Après quatre jours, nous passons le col de Saghirdasht à 3252m. Nous passons ainsi la première porte vers le Pamir. Nous roulons désormais le long de la rivière Panj qui sépare le Tadjikistan à l'Afghanistan.
Le long de la rivière Panj, les Afghans montrent un autre visage du Badakhchan à seulement quelques dizaines de mètres du territoire tadjik. Les enfants font comprendre par des signes qu'ils souhaiteraient être rejoints à la nage, des femmes en niqab marchent en groupe, des hommes à moto et à cheval s'arrêtent par curiosité. C'est un autre peuple qui paraît si proche et si lointain à la fois.
À Pasor, dans la vallée de Bartang, Alejon, instituteur du village, nous accueille avec un « chaï » suivi d'un plat de viande d'agneau local. De quoi donner des forces pour un départ à pied de plusieurs jours vers le glacier Grum Grjimailo, à 4600m d'altitude.
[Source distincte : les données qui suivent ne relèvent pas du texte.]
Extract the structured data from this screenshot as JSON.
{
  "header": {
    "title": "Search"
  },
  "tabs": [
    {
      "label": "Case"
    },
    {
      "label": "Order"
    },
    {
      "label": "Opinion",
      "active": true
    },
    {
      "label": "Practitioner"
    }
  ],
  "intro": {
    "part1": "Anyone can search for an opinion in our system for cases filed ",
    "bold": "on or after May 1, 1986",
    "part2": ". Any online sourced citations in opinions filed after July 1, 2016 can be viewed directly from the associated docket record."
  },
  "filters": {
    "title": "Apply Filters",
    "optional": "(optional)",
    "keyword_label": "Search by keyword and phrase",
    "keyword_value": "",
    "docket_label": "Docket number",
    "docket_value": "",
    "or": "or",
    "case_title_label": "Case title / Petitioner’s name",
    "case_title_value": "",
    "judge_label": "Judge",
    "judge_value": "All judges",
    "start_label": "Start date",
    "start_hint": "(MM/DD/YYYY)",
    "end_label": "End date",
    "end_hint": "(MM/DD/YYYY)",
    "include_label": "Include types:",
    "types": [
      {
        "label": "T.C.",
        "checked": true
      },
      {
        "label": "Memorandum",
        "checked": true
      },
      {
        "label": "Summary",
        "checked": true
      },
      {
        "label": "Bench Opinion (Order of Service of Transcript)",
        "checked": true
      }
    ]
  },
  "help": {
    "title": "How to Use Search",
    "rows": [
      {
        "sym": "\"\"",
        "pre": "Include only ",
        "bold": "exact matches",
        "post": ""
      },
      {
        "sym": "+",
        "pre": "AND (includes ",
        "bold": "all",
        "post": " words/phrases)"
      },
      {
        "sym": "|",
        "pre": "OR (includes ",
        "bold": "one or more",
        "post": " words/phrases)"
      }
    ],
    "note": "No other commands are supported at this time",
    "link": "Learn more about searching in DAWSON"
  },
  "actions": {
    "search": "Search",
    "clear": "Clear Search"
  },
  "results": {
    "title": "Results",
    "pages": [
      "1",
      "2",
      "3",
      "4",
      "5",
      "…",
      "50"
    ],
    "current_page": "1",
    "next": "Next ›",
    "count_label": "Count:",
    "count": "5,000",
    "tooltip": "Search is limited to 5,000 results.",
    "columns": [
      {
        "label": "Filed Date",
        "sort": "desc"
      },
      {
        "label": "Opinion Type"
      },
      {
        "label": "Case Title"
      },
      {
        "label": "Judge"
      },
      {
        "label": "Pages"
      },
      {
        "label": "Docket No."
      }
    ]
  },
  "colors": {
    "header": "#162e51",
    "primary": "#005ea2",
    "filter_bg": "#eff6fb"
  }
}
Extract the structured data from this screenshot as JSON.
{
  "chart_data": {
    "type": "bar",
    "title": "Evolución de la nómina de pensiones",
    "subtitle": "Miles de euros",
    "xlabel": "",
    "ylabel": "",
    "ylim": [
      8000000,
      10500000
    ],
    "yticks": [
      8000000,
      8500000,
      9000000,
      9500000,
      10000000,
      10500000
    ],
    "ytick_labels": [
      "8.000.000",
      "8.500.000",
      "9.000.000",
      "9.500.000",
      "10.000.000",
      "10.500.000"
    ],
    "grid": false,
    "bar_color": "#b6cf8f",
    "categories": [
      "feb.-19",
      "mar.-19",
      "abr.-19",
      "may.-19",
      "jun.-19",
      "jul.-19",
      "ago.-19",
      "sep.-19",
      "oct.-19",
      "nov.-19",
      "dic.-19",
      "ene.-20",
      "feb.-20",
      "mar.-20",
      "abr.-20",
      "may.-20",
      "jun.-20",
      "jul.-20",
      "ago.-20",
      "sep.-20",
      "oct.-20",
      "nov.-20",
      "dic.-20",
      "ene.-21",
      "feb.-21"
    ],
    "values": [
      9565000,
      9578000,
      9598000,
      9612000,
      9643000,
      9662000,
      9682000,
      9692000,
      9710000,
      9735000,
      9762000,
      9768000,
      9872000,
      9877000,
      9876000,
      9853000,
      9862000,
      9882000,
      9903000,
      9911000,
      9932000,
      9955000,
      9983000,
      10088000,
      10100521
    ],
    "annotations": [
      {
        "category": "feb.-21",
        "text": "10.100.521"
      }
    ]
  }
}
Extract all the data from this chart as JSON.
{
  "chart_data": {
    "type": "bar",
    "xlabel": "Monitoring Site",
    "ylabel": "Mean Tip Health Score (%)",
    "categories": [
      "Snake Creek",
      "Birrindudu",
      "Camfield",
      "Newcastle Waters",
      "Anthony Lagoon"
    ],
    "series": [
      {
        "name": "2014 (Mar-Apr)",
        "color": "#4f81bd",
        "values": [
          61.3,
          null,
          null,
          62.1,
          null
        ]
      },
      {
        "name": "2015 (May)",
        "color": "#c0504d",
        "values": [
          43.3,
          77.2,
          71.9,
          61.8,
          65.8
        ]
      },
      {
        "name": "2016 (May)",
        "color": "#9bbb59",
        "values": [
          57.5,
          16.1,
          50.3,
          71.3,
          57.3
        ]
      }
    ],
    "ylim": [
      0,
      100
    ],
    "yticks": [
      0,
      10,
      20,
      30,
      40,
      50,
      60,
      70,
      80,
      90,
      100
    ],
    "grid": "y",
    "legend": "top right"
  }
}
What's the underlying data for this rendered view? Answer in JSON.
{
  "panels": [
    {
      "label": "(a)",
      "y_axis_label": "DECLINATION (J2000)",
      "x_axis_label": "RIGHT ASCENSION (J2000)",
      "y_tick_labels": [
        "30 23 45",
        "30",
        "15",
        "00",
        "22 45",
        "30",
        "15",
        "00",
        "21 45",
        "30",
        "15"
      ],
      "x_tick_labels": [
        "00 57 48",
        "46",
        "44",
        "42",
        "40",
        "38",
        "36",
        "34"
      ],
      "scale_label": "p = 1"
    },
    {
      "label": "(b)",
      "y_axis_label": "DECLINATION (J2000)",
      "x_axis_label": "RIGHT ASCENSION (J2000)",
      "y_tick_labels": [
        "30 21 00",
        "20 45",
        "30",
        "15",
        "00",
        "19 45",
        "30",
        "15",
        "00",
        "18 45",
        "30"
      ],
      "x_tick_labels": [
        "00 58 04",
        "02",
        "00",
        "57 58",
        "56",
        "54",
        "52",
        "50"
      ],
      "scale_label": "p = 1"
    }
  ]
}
Départ du village de Pasor à 5h30 pour atteindre le nord du lac Knafrazdara, atteignable en une dizaine d'heures de marche d'après les locaux. Là-haut, nous pouvons établir le camp de base pour l'ascension finale vers le glacier Grum Grjimailo.
Au milieu d'un cirque naturel de pics culminant à près de 6000m, c'est en simples tennis que nous cherchons notre voie en hauteur pour éviter les ruisseaux dissimulés sous la neige. Les avalanches, les chutes de glace et de pierres rappellent la vulnérabilité de l'homme dans un environnement de haute montagne.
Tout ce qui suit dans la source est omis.